IHOP now plans to provide its restaurant operators with a similar viewa sharp departure from current practice. Today, IHOP runs a slew of manual reports and provides very little analysis to its franchisees, Piccininno says.
IHOP will test its portal, now under construction, with a group of franchisees in October, with a systemwide launch slated for early 2006. Piccininno says franchisees will be able to view guest information gathered via the call center, including analysis of customer trends such as which new entrees are selling well on the weekend.
That will let restaurant managers obtain "direct and timely feedback on how operational changes and marketing campaigns are affecting sales performance and customer satisfaction," notes Jeff Valine, IHOP's manager of information technology applications and business analysis.
The add-on trend also rings true for companies running outsourced customer relationship management applications. Musical instrument maker Yamaha Corp. of America has entered its second year using Salesforce.com's hosted offering, and is providing new features branching off the core application. For example, Yamaha salespeople can now schedule online meetings hosted by WebEx Communications directly from Salesforce.com's calendar, says David Bergstrom, corporate planning manager at the Buena Park, Calif., company.
Yamaha also plans to deploy Salesforce.com's asset management feature this year. Warranties on items such as grand pianos transfer with ownership, so the company must track assets as well as customer contacts, Bergstrom explains. And, in another extension, Yamaha plans to introduce a portal this year that will let dealers check inventory, place orders and track delivery schedules electronically, in addition to receiving paper copies in the mail.
Bite, Chew, Swallow
IHOP's Piccininno says the hurdles in rolling out a customer relationship management system aren't very different from those encountered in other enterprise applications. "You've got the typical stuffthe data migration does happen a little bit slower than you would have liked," he says.

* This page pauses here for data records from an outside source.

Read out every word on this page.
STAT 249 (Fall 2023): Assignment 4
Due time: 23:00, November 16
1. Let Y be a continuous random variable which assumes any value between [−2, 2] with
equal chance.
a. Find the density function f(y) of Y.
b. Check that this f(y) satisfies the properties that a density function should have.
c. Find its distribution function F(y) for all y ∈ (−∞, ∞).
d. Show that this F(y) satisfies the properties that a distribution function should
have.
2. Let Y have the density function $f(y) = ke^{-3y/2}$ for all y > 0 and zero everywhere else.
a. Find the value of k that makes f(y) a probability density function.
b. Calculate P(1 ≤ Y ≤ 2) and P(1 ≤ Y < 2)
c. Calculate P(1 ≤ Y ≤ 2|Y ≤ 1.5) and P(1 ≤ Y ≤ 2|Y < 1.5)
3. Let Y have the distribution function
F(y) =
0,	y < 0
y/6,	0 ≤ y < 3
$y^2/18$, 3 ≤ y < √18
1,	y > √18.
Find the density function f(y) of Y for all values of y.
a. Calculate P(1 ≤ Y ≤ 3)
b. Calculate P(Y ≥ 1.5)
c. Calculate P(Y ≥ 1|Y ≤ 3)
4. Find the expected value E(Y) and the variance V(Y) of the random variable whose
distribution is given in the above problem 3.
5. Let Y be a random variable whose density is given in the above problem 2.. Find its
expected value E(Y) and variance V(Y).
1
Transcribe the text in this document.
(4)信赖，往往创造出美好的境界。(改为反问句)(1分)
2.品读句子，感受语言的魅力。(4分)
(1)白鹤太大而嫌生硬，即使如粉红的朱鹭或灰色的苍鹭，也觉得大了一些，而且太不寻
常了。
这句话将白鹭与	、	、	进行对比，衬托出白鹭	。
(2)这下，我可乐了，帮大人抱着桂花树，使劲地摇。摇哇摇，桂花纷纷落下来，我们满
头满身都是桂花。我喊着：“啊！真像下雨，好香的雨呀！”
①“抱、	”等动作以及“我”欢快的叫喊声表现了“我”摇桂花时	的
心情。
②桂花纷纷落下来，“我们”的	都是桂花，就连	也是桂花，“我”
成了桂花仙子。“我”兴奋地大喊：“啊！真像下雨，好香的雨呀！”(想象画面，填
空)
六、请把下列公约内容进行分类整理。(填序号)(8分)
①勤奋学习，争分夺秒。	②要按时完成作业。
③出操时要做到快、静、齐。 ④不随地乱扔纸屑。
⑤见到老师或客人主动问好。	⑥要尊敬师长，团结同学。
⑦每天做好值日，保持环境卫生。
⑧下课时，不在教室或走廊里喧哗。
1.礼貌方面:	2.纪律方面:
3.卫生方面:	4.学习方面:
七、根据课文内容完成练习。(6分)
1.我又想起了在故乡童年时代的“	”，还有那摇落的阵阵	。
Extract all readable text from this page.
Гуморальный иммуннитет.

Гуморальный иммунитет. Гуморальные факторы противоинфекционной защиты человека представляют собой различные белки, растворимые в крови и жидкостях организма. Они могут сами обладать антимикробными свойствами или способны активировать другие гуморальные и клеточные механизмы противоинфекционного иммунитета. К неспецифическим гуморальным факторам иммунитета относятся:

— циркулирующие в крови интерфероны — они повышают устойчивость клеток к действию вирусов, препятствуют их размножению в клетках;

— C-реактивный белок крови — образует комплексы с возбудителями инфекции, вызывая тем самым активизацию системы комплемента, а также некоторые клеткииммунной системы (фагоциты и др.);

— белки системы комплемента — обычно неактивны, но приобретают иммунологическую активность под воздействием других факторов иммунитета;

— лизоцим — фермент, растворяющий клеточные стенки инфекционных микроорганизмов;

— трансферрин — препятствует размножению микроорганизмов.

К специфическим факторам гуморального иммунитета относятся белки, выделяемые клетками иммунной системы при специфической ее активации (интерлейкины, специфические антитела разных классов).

Integrating the way Oracle's various modules exchange data, for example, "has been a little bit of a challenge."
On the other hand, IHOP has yet to hit an obstacle that would cause the company to rethink its strategy. "We've implemented a lot of software in a very short amount of time," Piccininno points out. "We have been very consistent in our approach and, in general, things have gone very well."
But extending the core capabilities of a customer relationship management system takes more than just adding new software, according to Oakwood's Villarreal. Ultimately, he says, customer relationship management software is simply a tool that is part of a larger strategic goal: Villarreal sees Siebel's software as one element to transform the way Oakwood handles its marketing. To make effective use of the software, the company has hired consultants well versed in marketing analysis and strategy who know how to roll out campaigns, he says.
In general, Yamaha's Bergstrom and other technology managers say they believe an incremental approach provides the best path to effective use of a customer relationship management system. Salesforce.com provides a new feature set every few months, he says, and offers the ability to add customized applications.
The wealth of options, Bergstrom says, makes it all the more important to move forward one piece at a time. His advice: "Don't try to implement everything at once."